A number of existing shareholders and senior executives in Enersize have undertaken to subscribe for units corresponding to approximately 35 per cent of the Rights Issue, corresponding to approximately SEK 4.2 million.
A number of external investors have undertaken to underwrite approximately 34 per cent of the Rights Issue, corresponding to approximately SEK 4.1 million for an underwriting compensation of 15 per cent of the guaranteed amount in cash. The Rights Issue is thus covered by subscription commitments and guarantee commitments to approximately 70 per cent, corresponding to approximately SEK 8.3 million.
A guarantee fee will be paid to the underwriters, based on current market conditions, of 15 per cent of the guaranteed amount. No compensation will be paid for subscription commitments from existing shareholders. Neither subscription commitments nor guarantee commitments are secured by bank guarantees, blocked funds, pledged assets or similar.
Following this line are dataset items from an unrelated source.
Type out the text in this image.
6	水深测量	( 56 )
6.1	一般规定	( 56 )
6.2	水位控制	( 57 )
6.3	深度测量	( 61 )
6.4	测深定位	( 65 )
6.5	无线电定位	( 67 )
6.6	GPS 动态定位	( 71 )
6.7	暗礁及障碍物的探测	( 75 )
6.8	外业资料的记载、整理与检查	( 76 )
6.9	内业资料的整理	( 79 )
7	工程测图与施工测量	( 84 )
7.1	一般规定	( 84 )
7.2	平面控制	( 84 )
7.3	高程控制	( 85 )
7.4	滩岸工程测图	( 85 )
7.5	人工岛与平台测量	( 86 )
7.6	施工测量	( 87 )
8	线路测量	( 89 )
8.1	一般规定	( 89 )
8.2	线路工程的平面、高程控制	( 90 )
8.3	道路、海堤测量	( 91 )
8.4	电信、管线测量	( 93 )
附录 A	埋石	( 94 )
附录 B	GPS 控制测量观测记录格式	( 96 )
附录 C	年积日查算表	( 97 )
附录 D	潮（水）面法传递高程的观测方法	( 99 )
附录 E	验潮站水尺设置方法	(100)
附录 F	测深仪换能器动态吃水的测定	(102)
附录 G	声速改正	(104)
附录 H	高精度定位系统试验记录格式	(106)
All existing shareholders who have entered into subscription undertakings in the Rights Issue have also undertaken to vote in favour of the Rights Issue at the EGM.
If all shares are subscribed for in the Rights Issue, the number of shares in Enersize will increase with up to a maximum of 5 943 453 320 shares and subsequently amount to a maximum of 9 806 697 983 shares in total. Existing shareholders that do not participate in the Rights Issue will be diluted by a maximum of approximately 61 per cent. Upon full exercise of the warrants, the number of shares in Enersize will increase by up to 5,943,453,320 shares and thereafter amount to 15,750,151,303 shares in total. In the event of a fully subscribed Rights Issue and full exercise of the warrants of series TO 4 issued within the framework of the Rights Issue, a total dilution of approximately 76 per cent will arise.
The subscription price shall be added to the reserve for invested unrestricted equity of the Company.
The new shares shall entitle to dividends for the first time on the nearest record date for dividends that occurs after the shares have been registered.
The board of directors shall be authorised to resolve on all other conditions for the Rights Issue and any questions related thereto, including cancelling the Rights Issue at its sole discretion. For the sake of clarity, it is noted that this resolution does not replace any authorisations in force.
The board of directors, or persons authorised by the board of directors, shall be authorised to resolve on and take any practical actions related to the implementation of the Rights Issue.